Edelman also discussed the increasing use of histological subtypes and molecular biomarkers for making treatment decisions in patients with advanced NSCLC.

According to Edelman, there have been 228,190 new cases of lung cancer so far in 2013, with about 40% of those cases in a stage IV presentation. Historically, he said, cigarette taxes have served as the main incentive to encourage smokers to quit, thus driving down lung cancer rates. But taxes do not always cause smokers to kick the habit, and those who are diagnosed with lung cancer are often quite ill, he said.

Edelman went on to describe some of the most common presentations of lung cancer, which include cough, fatigue, weight loss, and often metastasized locations in the adrenal glands, liver, or brain. While screening can be worthwhile for patients, it is not cheap. Also, he said, there is often a high false positive rate, even when the screening is performed at a reputable institution.

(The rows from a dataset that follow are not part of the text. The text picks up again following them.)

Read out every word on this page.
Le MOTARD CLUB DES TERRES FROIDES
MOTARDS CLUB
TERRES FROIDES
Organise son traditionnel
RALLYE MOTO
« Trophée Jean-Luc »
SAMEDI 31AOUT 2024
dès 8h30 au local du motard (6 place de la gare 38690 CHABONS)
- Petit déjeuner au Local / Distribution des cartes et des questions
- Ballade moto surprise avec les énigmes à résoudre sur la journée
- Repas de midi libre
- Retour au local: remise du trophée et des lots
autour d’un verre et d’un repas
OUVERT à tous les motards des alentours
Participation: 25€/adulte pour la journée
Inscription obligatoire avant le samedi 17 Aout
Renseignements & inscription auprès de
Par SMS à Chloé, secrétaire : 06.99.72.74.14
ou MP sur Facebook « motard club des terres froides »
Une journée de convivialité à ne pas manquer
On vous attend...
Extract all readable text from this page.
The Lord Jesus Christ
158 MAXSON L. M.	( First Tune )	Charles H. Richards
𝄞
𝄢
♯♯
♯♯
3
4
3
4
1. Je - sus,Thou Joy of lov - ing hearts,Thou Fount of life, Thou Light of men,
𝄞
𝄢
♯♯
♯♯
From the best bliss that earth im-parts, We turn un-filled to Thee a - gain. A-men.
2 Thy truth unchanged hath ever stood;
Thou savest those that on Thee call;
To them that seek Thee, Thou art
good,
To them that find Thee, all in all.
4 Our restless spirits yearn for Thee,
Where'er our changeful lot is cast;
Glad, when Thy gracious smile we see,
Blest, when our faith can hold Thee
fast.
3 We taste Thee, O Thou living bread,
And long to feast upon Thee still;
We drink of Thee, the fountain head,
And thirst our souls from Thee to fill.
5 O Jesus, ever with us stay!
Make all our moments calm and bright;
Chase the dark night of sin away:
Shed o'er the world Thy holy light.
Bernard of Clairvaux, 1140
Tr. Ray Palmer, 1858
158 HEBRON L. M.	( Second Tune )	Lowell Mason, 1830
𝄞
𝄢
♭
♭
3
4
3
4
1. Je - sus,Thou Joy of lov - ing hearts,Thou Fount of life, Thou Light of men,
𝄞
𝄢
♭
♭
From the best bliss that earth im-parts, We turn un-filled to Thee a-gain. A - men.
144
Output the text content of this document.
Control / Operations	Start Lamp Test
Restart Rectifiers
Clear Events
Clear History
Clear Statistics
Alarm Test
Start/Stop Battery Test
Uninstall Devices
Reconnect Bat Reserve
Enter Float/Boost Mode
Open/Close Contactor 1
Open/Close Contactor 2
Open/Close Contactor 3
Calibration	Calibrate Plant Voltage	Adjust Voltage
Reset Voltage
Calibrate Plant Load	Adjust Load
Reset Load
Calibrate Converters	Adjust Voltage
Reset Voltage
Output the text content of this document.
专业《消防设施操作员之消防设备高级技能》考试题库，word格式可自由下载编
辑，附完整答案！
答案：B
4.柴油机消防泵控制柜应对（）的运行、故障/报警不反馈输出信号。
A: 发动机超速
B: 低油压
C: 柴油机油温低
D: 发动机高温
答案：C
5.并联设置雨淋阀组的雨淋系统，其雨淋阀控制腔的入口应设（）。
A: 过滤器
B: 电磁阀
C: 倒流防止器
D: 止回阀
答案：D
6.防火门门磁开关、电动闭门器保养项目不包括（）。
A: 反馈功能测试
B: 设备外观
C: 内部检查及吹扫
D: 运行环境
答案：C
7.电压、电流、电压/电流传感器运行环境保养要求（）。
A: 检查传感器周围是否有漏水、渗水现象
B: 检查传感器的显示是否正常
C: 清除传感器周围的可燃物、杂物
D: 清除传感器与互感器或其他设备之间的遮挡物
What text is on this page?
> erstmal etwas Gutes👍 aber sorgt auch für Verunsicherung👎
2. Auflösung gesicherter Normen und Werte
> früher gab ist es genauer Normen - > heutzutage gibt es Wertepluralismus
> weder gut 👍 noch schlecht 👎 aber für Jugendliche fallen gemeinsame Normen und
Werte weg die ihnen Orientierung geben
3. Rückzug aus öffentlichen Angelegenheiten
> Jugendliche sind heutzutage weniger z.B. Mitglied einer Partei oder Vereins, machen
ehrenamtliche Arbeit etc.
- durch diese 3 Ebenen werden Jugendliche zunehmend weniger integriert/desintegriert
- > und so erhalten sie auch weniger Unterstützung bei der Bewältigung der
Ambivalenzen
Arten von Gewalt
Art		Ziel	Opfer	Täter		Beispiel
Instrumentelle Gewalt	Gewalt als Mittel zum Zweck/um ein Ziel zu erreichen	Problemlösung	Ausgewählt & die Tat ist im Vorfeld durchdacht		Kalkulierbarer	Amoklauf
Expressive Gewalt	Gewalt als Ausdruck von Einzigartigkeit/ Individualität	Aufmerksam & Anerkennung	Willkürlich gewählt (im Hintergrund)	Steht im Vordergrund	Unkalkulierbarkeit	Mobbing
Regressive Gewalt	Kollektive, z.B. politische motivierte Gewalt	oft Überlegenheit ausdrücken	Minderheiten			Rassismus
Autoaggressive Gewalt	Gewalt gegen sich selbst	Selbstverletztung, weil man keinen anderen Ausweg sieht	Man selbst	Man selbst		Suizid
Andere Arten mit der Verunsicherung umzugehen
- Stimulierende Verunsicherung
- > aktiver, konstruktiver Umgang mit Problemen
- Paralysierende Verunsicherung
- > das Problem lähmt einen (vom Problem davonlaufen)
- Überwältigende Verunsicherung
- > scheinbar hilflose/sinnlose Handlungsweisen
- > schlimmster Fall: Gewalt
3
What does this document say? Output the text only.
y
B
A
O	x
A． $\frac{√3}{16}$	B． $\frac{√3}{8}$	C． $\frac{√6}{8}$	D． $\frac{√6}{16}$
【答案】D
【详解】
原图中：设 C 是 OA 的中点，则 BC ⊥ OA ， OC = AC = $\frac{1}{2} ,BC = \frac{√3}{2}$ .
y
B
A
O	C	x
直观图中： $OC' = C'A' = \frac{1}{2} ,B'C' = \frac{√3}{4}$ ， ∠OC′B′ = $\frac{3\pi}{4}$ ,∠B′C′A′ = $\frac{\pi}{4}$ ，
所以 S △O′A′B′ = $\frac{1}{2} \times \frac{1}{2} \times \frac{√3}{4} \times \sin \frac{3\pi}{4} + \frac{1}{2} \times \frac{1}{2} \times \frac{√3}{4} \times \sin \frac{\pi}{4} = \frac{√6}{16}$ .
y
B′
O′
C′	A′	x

NSCLC treatment is tailored to patients based on the 4 stages of lung NSCLC treatment cancer presentation. Stage I and II patients are often eligible for surgery, or radiotherapy such as stereotactic body radiation therapy (SBRT), if they are inoperable or borderline. In stage III, there is a superior outcome (cure rate) when using chemotherapy and radiotherapy together versus radiotherapy alone. In stage IV, the most severe of cases, patients are often prescribed systemic therapy or palliative radiation therapy (XRT). However, even with preventative screening, Dr Edelman said most patients are diagnosed with an advanced stage of lung cancer.

Edelman said that the first-line therapy for advanced NSCLC includes several chemotherapy and targeted agents including erlotinib, crizotinib, cisplatin, and carboplatin. Choice in treatment is based on several factors like histology, or mutation status—such as epidermal growth factor receptor mutations (EGFRs). Second-line therapy includes similar determining factors in treatment choice, in addition to consideration of a patient’s current organ function, prior cancer treatment, and molecular variables. Other concerns may include the patient’s age, although Edelman suggests the majority of patients with advanced NSCLC are older than 70 years, and age does not seem to affect response or survival with therapy.

The future direction of tailoring treatment plans for NSCLC will be a continually evolving practice. Many patients still do not respond to current treatment methods. Dr Edelman said several promising agents, like monoclonal antibodies and vascular endothelial growth factor (VEGF) receptor pathways, are currently under investigation for treatment use. Advanced NSCLC is a common and deadly disease. While there are several considerations, and a number of therapies in use, Dr Edelman said there is still a long way to go in finding the most effective treatments, and seeking incentives beyond tax increases to prevent smoking-related cases of lung cancer.